重合体を構成する「単位」とは単量体の重合により直接形成された原子団を意味する。
「オキシアルキレン重合体」は、主鎖と末端基からなる重合体である。オキシアルキレン重合体における「主鎖」は、開始剤の残基と、オキシアルキレン単量体に基づく繰り返し単位(ポリオキシアルキレン鎖)を含む。オキシアルキレン重合体における「末端基」は、前記ポリオキシアルキレン鎖中の酸素原子のうち、分子末端に最も近い酸素原子を含む原子団を意味する。但し、原子団が開始剤の残基を含む場合は、末端基とはみなさない。
「(メタ)アクリル酸エステル重合体」とは、アクリル酸アルキルエステル単量体に基づく繰り返し単位から形成される重合鎖及びメタクリル酸アルキルエステル単量体に基づく繰り返し単位から形成される重合鎖の一方又は両方を有する重合体を意味する。
「(メタ)アクリル酸」とは、アクリル酸及びメタクリル酸の一方又は両方を意味する。
「不飽和基」とは、分子末端にある炭素-炭素2重結合又は、炭素-炭素3重結合を含む1価の基を意味する。
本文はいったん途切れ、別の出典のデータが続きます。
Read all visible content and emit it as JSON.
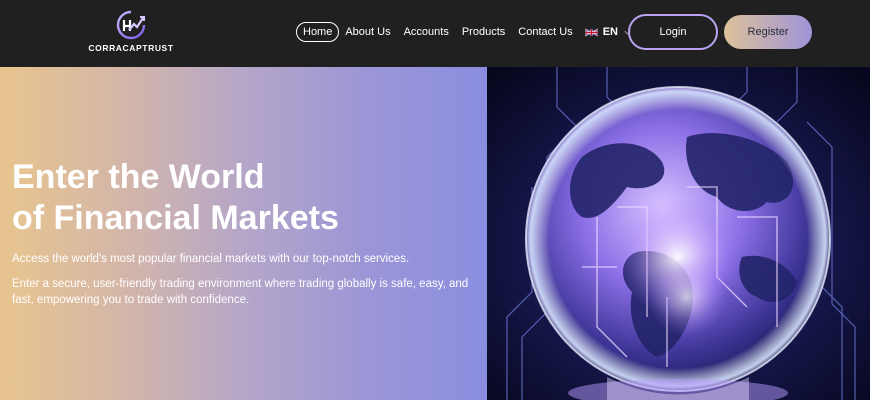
{
  "brand": {
    "name": "CORRACAPTRUST"
  },
  "nav": {
    "items": [
      {
        "label": "Home",
        "active": true
      },
      {
        "label": "About Us"
      },
      {
        "label": "Accounts"
      },
      {
        "label": "Products"
      },
      {
        "label": "Contact Us"
      }
    ],
    "language": {
      "code": "EN",
      "flag_icon": "uk-flag-icon"
    }
  },
  "auth": {
    "login_label": "Login",
    "register_label": "Register"
  },
  "hero": {
    "title_line1": "Enter the World",
    "title_line2": "of Financial Markets",
    "subtitle": "Access the world's most popular financial markets with our top-notch services.",
    "description": "Enter a secure, user-friendly trading environment where trading globally is safe, easy, and fast, empowering you to trade with confidence.",
    "image": "glowing-globe-illustration"
  },
  "colors": {
    "header_bg": "#202020",
    "accent_purple": "#b9a3f2",
    "gradient_start": "#e8c58e",
    "gradient_end": "#8a8ee0"
  }
}
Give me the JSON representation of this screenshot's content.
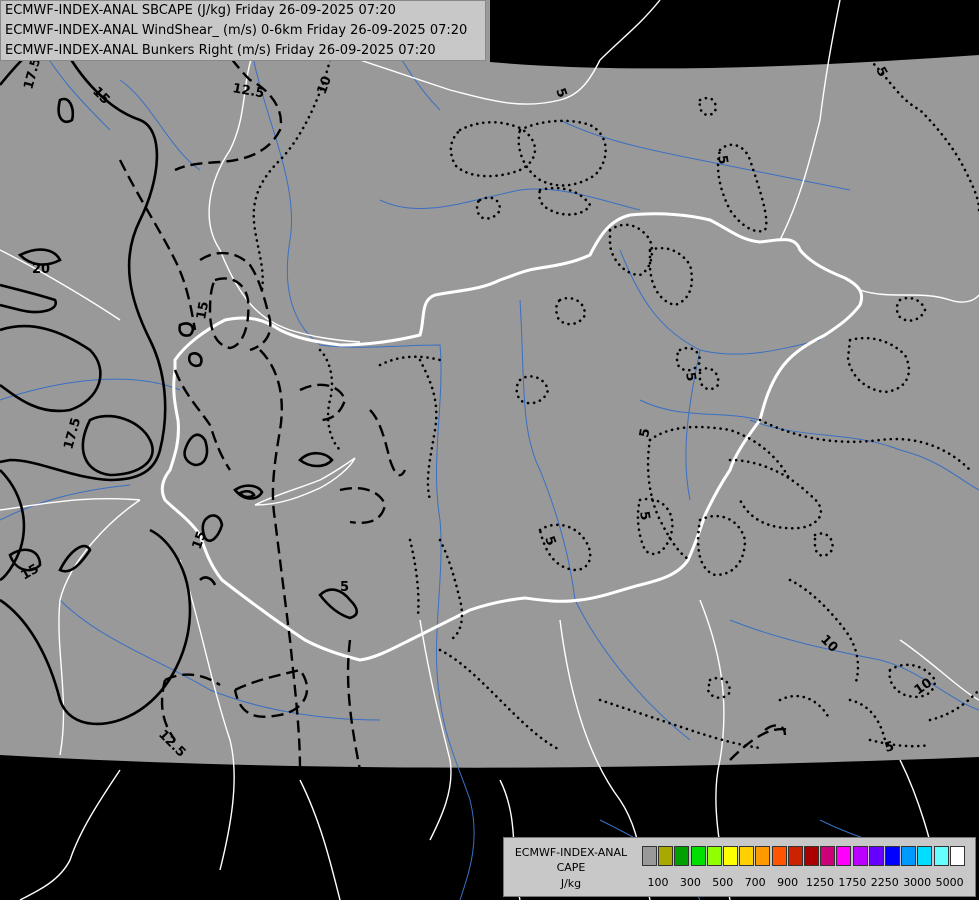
{
  "header": {
    "line1": "ECMWF-INDEX-ANAL SBCAPE (J/kg) Friday 26-09-2025 07:20",
    "line2": "ECMWF-INDEX-ANAL WindShear_ (m/s) 0-6km Friday 26-09-2025 07:20",
    "line3": "ECMWF-INDEX-ANAL Bunkers Right (m/s) Friday 26-09-2025 07:20"
  },
  "legend": {
    "title1": "ECMWF-INDEX-ANAL",
    "title2": "CAPE",
    "title3": "J/kg",
    "colors": [
      "#999999",
      "#a8a800",
      "#00a000",
      "#00e000",
      "#90ff00",
      "#ffff00",
      "#ffd000",
      "#ff9900",
      "#ff5500",
      "#cc2200",
      "#aa0000",
      "#cc0077",
      "#ff00ff",
      "#bb00ff",
      "#6600ff",
      "#0000ff",
      "#0099ff",
      "#00ddff",
      "#66ffff",
      "#ffffff"
    ],
    "ticks": [
      "100",
      "300",
      "500",
      "700",
      "900",
      "1250",
      "1750",
      "2250",
      "3000",
      "5000"
    ]
  },
  "map": {
    "colors": {
      "data_area": "#999999",
      "outside": "#000000",
      "borders": "#ffffff",
      "rivers": "#3a6fc4",
      "contours": "#000000"
    },
    "solid_contour_labels": [
      "17.5",
      "15",
      "12.5",
      "20",
      "17.5",
      "15",
      "15"
    ],
    "dashed_contour_labels": [
      "12.5",
      "15",
      "12.5",
      "5"
    ],
    "dotted_contour_labels": [
      "10",
      "5",
      "5",
      "5",
      "5",
      "5",
      "5",
      "5",
      "10",
      "10",
      "5"
    ]
  }
}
「USV」は、重合体の不飽和基価を表し、不飽和基価測定法(Wijs法)に準拠して、測定することができる。不飽和基価は重合体中の炭素-炭素2重結合又は、炭素-炭素3重結合の割合を示す。
【0010】
「シリル化率」は、NMR分析によって測定でき、下式によって求められる。
【数1】
【0011】
本明細書における数平均分子量(Mn)及び質量平均分子量(Mw)とは、テトラヒドロフランを溶離液とするゲル浸透クロマトグラフィー(GPC)を使用し、分子量既知のポリスチレン重合体を用いて検量線を作成して測定した、ポリスチレン換算分子量である。分子量分布(Mw/Mn)は、Mnに対するMwの比率である。
【0012】
≪反応性ケイ素基含有有機重合体の製造方法≫
本実施形態の反応性ケイ素基含有有機重合体の製造方法は、第8族金属触媒、及びシクロアルカジエン構造を有する化合物と飽和スルフィドの存在下で、不飽和基含有有機重合体とシリル化剤とを反応させる。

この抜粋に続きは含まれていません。